Ementa: AGRAVO REGIMENTAL NO RECURSO ESPECIAL. EMBARGOS À AÇÃO MONITÓRIA. CHEQUE. CONTRATO DE FACTORING. CESSÃO DE CRÉDITO (ART. 294 DO CÓDIGO CIVIL). EXCEÇÕES PESSOAIS. OPONIBILIDADE À FATURIZADORA. POSSIBILIDADE. 1. É possível a oposição de exceções pessoais à faturizadora, visto que recebe o cheque por força de contrato de cessão de crédito, cuja origem é – ou pelo menos deveria ser – objeto de análise, o que faz com que não se equipare a terceiros a quem o título pudesse ser transferido por endosso e cuja boa-fé os princípios da autonomia e abstração visam proteger. 2. Agravo regimental desprovido. (AgRg no REsp 1.283.369/RS, Rel. Ministro João Otávio de Noronha, T3 – Terceira Turma – j. 04/02/2016, p. 18/02/2016).
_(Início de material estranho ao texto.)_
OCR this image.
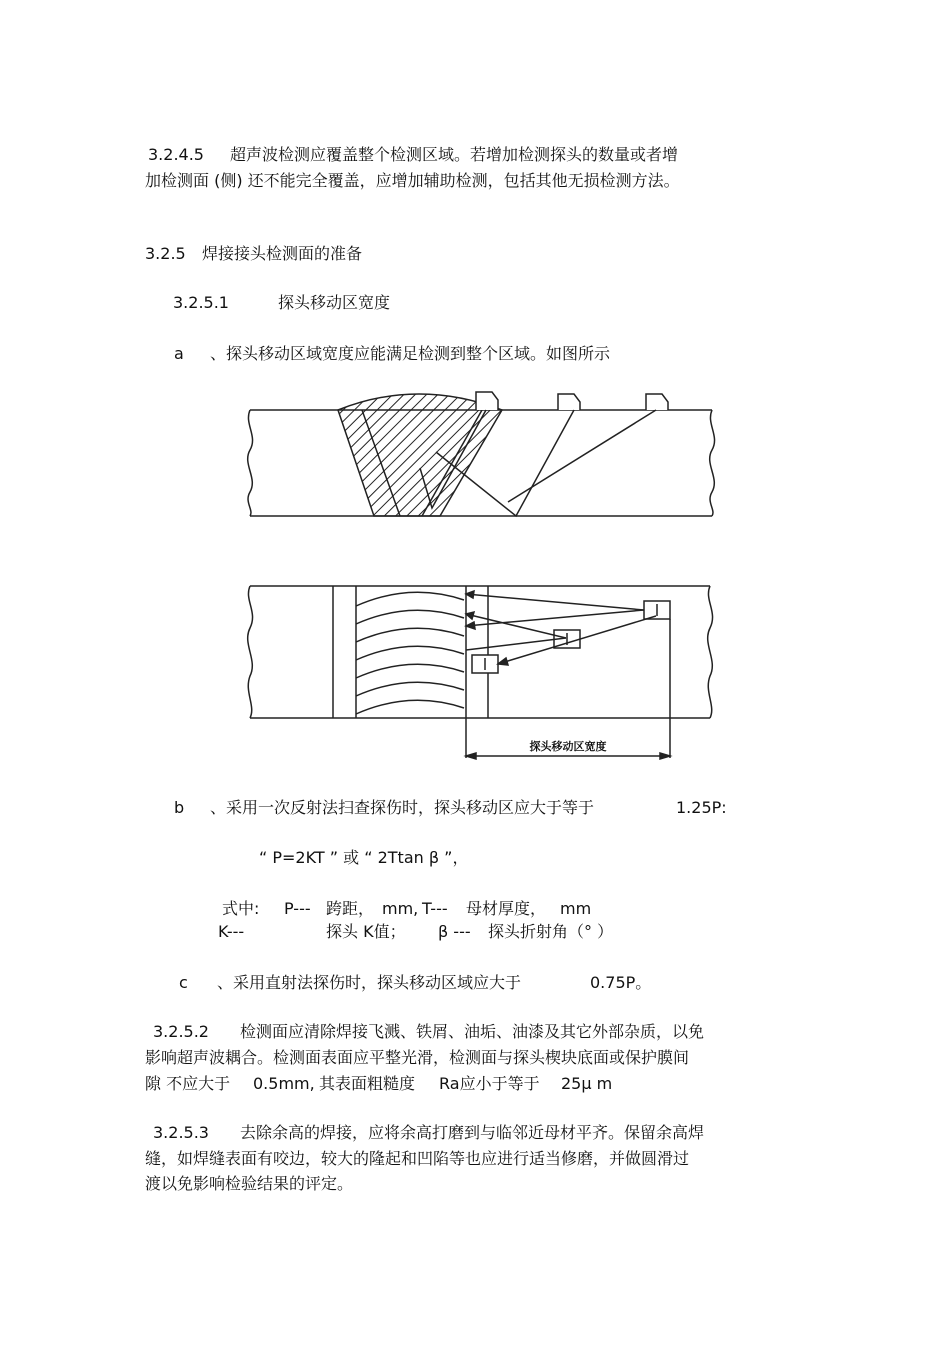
3.2.4.5 超声波检测应覆盖整个检测区域。若增加检测探头的数量或者增
加检测面 (侧) 还不能完全覆盖，应增加辅助检测，包括其他无损检测方法。
3.2.5 焊接接头检测面的准备
3.2.5.1	探头移动区宽度
a 、探头移动区域宽度应能满足检测到整个区域。如图所示
探头移动区宽度
b 、采用一次反射法扫查探伤时，探头移动区应大于等于	1.25P:
“ P=2KT ” 或 “ 2Ttan β ”，
式中: P--- 跨距， mm, T--- 母材厚度， mm
K---	探头 K值； β --- 探头折射角（° ）
c 、采用直射法探伤时，探头移动区域应大于	0.75P。
3.2.5.2 检测面应清除焊接飞溅、铁屑、油垢、油漆及其它外部杂质，以免
影响超声波耦合。检测面表面应平整光滑，检测面与探头楔块底面或保护膜间
隙 不应大于 0.5mm, 其表面粗糙度 Ra应小于等于 25μ m
3.2.5.3 去除余高的焊接，应将余高打磨到与临邻近母材平齐。保留余高焊
缝，如焊缝表面有咬边，较大的隆起和凹陷等也应进行适当修磨，并做圆滑过
渡以免影响检验结果的评定。
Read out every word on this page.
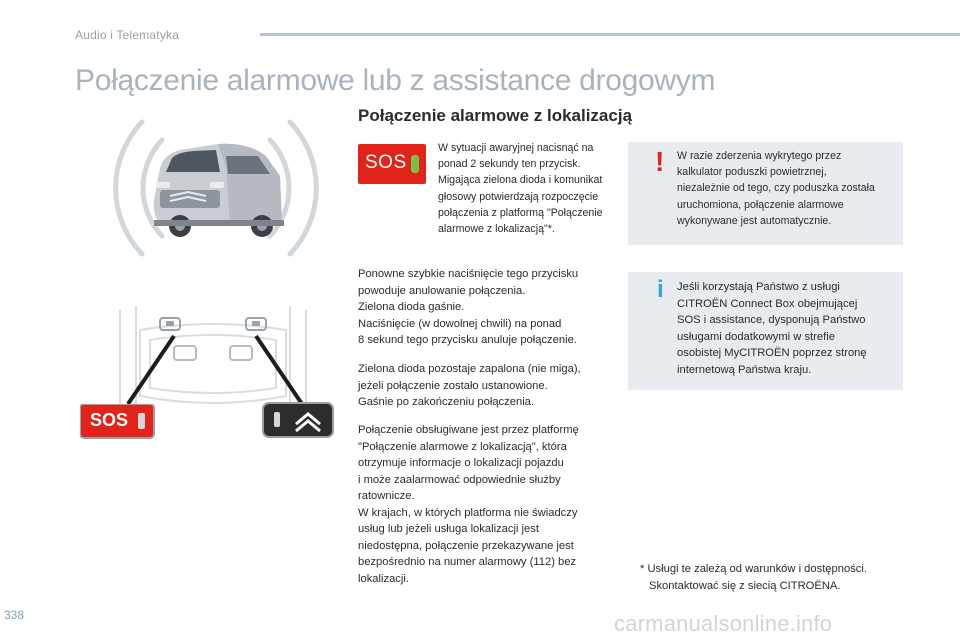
Audio i Telematyka
Połączenie alarmowe lub z assistance drogowym
Połączenie alarmowe z lokalizacją
SOS
W sytuacji awaryjnej nacisnąć na
ponad 2 sekundy ten przycisk.
Migająca zielona dioda i komunikat
głosowy potwierdzają rozpoczęcie
połączenia z platformą "Połączenie
alarmowe z lokalizacją"*.
! W razie zderzenia wykrytego przez
kalkulator poduszki powietrznej,
niezależnie od tego, czy poduszka została
uruchomiona, połączenie alarmowe
wykonywane jest automatycznie.
i Jeśli korzystają Państwo z usługi
CITROËN Connect Box obejmującej
SOS i assistance, dysponują Państwo
usługami dodatkowymi w strefie
osobistej MyCITROËN poprzez stronę
internetową Państwa kraju.
Ponowne szybkie naciśnięcie tego przycisku
powoduje anulowanie połączenia.
Zielona dioda gaśnie.
Naciśnięcie (w dowolnej chwili) na ponad
8 sekund tego przycisku anuluje połączenie.
Zielona dioda pozostaje zapalona (nie miga),
jeżeli połączenie zostało ustanowione.
Gaśnie po zakończeniu połączenia.
Połączenie obsługiwane jest przez platformę
"Połączenie alarmowe z lokalizacją", która
otrzymuje informacje o lokalizacji pojazdu
i może zaalarmować odpowiednie służby
ratownicze.
W krajach, w których platforma nie świadczy
usług lub jeżeli usługa lokalizacji jest
niedostępna, połączenie przekazywane jest
bezpośrednio na numer alarmowy (112) bez
lokalizacji.
SOS
* Usługi te zależą od warunków i dostępności.
Skontaktować się z siecią CITROËNA.
338	carmanualsonline.info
Ementa: AGRAVO INTERNO NO AGRAVO EM RECURSO ESPECIAL. PROCESSO CIVIL. TÍTULO DE CRÉDITO. DUPLICATA DE COMPRA E VENDA. MERCADORIAS NÃO ENTREGUES. CONTRATO DE FACTORING. MERA CESSÃO CIVIL DE CRÉDITO. OPONIBILIDADE DAS EXCEÇÕES PESSOAIS. POSSIBILIDADE. AGRAVO NÃO PROVIDO. 1. No contrato de factoring, a transferência dos créditos não se opera por simples endosso, mas por cessão de crédito, subordinando-se, por consequência, à disciplina do art. 294 do Código Civil, contexto que autoriza ao devedor a oponibilidade das exceções pessoais em face da faturizadora. Precedentes. 2. Agravo interno a que se nega provimento. (AgRg no AREsp 591.952/SP, Rel. Ministro Raul Araújo, T4 – Quarta Turma – j. 19/04/2016, p. 29/04/2016).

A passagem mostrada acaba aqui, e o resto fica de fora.